Bu nedenle erken teşhis oranlarında herhangi bir düşüş yaşanmaması için taramaların pandemi sürecinde de devam etmesi önem arz etmektedir. Pandemi gerekçesiyle taramaların ertelenmesi, ileri evre teşhis oranlarında artışa neden olabilmektedir. Ancak, pandemi koşullarında söz konusu kanser taramaları "COVID-19 Pandemisinde Sağlık Kurumlarında Çalışma Rehberi ve Enfeksiyon Kontrol Önlemleri" doğrultusunda gerçekleştirilmelidir.
Kanser Erken Teşhis, Tarama ve Eğitim Merkezleri (KETEM), Toplum Sağlığı Merkezleri (TSM), Sağlıklı Hayat Merkezleri (SHM), Aile Sağlığı Merkezleri (ASM) ve Mobil kanser tarama araçlarında:
- 40-69yaş arası kadınlara 2 yıldabir meme kanseri taraması
- 30-65yaş arası kadınlara 5 yıl dabir rahim ağzı kanseri taraması
- 50-70yaş arası kadın ve erkeklere 2 yılda bir kalınbağırsak kanseri taramaları ÜCRETSİZ olarak yapılmaktadır.
Tarama sonrasında pozitif ya da şüpheli bulunan kişiler, tarama sonrası teşhis merkezlerimize yönlendirilmekte ve ileri tetkikler yapılmaktadır. Teşhis ve tedavi hizmetleri ikinci ve üçüncü basamak sağlık kuruluşları tarafından yapılmaktadır.
Kansere karşı mücadelede “Farkındalık ve Bilinç Düzeyinin arttırılması” önemli olup, Nisan ayının ilk haftası ülkemizde “Kanser Haftası” olarak kabul edilmiştir. Her yıl 1-7 Nisan Ulusal Kanser Haftasında, ülkemiz açısından önemi giderek artan kanser hastalığına karşı halkta farkındalık yaratmak, taramalara katılımı artırmak için birçok etkinlik düzenlenmektedir.
Bizler de hastanemizde kanser haftası içerisinde 2 tam gün boyunca farkındalık ve bilinç düzeyini arttırmak adına poliklinikler giriş alanımıza stand kurup eczacılarımızla birlikte broşürler posterler ve renkli farkındalık kurdeleleri dağıtarak bilgilendirmelerimizi yaptık.

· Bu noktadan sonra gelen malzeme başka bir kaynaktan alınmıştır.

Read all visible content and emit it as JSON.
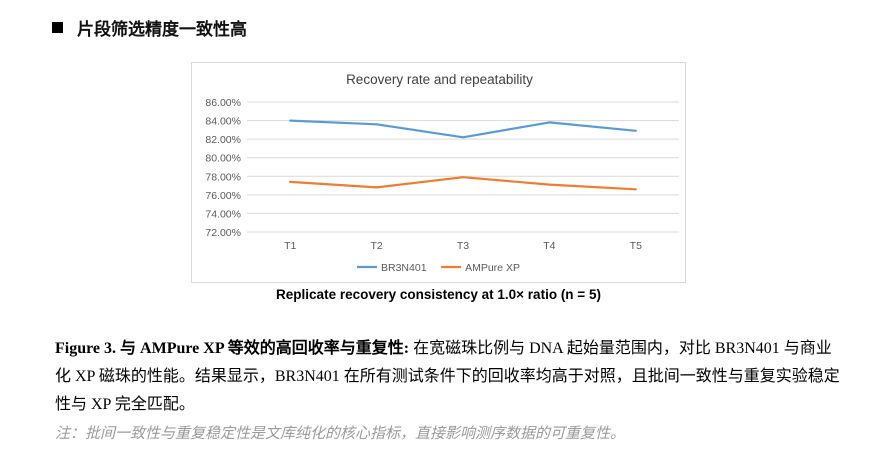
{
  "section": {
    "bullet_icon": "black-square-bullet-icon",
    "title": "片段筛选精度一致性高"
  },
  "chart_data": {
    "type": "line",
    "title": "Recovery rate and repeatability",
    "xlabel": "",
    "ylabel": "",
    "categories": [
      "T1",
      "T2",
      "T3",
      "T4",
      "T5"
    ],
    "ylim": [
      72,
      86
    ],
    "yticks": [
      86,
      84,
      82,
      80,
      78,
      76,
      74,
      72
    ],
    "ytick_labels": [
      "86.00%",
      "84.00%",
      "82.00%",
      "80.00%",
      "78.00%",
      "76.00%",
      "74.00%",
      "72.00%"
    ],
    "grid": true,
    "legend_position": "bottom",
    "series": [
      {
        "name": "BR3N401",
        "color": "#5b9bd5",
        "values": [
          84.0,
          83.6,
          82.2,
          83.8,
          82.9
        ]
      },
      {
        "name": "AMPure XP",
        "color": "#ed7d31",
        "values": [
          77.4,
          76.8,
          77.9,
          77.1,
          76.6
        ]
      }
    ]
  },
  "chart_caption": "Replicate recovery consistency at 1.0× ratio (n = 5)",
  "figure": {
    "label": "Figure 3.  与 AMPure XP 等效的高回收率与重复性:",
    "text": " 在宽磁珠比例与 DNA 起始量范围内，对比 BR3N401 与商业化 XP 磁珠的性能。结果显示，BR3N401 在所有测试条件下的回收率均高于对照，且批间一致性与重复实验稳定性与 XP 完全匹配。",
    "note": "注：批间一致性与重复稳定性是文库纯化的核心指标，直接影响测序数据的可重复性。"
  }
}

Merak edilen sorular cevapladık. KETEM ve aile hekimliklerine başvuruların öneminden bahsettik. Tedavi sürecinde kullanılan ilaçların kullanım şekilleri yan etkileri gibi faydalı bilgileri paylaştık. Broşürler dağıttık. Çeşitli kanserlerin renkli kurdelelerini dağıtarak HAYATINIZ BİZİM İÇİN DEĞERLİ. FARKINDAYIZ KANSERİ YENECEĞİZ sloganıyla farkındalık oluşturma etkinliğimizi gerçekleştirdik.